Heterointerfacial Charge Modulation of p-Type Covalent Organic Frameworks on Graphene Achieving High-Performance Cl⁻ Ion Storage with Ultralong Cycling Life

The charge and ion transport dynamics, storage capacity, and cycling performance of Faradaic Cl⁻ ion storage electrodes have recently constrained advancements in supercapacitor (SC) and capacitive deionization (CDI). Herein, a high-performance p-type COF (TAPA-COF)-based Cl⁻ ion storage material (TAPArGO) with exceptional cycling stability was synthesized via an in situ condensation reaction utilizing graphene as a conductive substrate. The interfacial coupling involving graphene and TAPA-COF increases the interfacial electron density, boosting local charge accumulation and Cl⁻ ion storage capacity.
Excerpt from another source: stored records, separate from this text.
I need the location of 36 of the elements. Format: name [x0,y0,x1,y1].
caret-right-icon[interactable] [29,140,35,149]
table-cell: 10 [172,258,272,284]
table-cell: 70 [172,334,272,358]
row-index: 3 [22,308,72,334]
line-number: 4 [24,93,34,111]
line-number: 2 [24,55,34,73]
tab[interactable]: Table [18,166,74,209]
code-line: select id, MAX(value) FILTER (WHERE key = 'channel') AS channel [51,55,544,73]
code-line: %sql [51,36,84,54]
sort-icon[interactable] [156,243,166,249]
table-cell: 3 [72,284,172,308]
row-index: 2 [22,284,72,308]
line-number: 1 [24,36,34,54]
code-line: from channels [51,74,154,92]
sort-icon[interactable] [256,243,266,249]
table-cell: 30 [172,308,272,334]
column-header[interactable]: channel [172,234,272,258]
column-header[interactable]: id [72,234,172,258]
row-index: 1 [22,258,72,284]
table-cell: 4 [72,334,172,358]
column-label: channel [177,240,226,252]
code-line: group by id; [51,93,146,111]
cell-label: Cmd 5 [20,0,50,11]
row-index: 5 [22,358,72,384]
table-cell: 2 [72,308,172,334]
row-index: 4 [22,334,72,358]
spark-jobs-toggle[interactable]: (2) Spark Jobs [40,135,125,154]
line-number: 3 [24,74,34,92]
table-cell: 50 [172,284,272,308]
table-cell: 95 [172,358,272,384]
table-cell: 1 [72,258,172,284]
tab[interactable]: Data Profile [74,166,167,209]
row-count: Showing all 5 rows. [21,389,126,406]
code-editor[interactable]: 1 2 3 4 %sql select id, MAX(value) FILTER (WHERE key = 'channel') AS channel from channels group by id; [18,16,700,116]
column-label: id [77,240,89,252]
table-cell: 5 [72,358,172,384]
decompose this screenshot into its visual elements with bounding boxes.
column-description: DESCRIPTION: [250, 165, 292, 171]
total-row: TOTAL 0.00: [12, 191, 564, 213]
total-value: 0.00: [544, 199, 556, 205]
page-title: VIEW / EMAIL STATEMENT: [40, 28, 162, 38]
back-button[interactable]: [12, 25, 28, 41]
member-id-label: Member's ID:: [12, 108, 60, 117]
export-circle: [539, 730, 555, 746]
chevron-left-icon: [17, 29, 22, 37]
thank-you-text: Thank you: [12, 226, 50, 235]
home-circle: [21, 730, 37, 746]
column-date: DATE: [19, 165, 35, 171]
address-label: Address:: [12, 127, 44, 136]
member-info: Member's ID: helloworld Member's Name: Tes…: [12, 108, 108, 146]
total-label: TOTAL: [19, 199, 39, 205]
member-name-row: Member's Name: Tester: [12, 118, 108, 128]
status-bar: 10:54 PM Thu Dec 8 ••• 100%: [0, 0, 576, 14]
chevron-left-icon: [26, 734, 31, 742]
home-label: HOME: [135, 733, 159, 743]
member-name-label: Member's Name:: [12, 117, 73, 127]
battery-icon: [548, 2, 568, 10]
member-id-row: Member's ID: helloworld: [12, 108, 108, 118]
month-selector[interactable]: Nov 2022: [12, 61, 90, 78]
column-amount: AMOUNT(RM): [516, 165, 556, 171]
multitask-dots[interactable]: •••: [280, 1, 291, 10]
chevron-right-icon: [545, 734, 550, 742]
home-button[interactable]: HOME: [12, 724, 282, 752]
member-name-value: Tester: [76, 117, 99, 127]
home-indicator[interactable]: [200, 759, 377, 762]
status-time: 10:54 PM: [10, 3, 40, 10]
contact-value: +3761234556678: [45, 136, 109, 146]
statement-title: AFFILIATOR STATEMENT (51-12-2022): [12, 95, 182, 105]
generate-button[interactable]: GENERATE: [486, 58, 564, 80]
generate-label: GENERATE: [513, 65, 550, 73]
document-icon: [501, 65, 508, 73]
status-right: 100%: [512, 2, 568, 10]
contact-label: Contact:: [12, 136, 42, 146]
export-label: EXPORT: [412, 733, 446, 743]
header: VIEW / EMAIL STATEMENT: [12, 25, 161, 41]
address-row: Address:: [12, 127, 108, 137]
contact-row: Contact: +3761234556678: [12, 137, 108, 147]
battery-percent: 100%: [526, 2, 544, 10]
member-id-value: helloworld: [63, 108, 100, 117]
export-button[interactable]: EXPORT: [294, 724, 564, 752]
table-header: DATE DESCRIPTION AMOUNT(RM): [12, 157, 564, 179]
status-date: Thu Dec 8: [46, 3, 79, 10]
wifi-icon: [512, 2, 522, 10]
Additionally, the dual conductive strategy of incorporating graphene and extended π-electron delocalization of TAPA-COF enhances the redox kinetics, while the triphenylamine N redox centers and flexible graphene network improve cycling stability. Consequently, the Cl⁻ ion asymmetric SC employing the TAPArGO-75 positive electrode achieves a specific energy output of 52.4 Wh kg⁻¹ at 950 W kg⁻¹, with exciting cycling durability retaining 96.8% of the initial capacity after 100 000 cycles. Furthermore, the hybrid CDI system based on the TAPArGO-75 positive electrode demonstrates a specific adsorption capacity of 55.0 mg g⁻¹, along with remarkable cycling desalination/regeneration ability (99.8% after 200 desalination/regeneration cycles). This study expands the application potential of COF-based materials for high-performance Cl⁻ ion storage.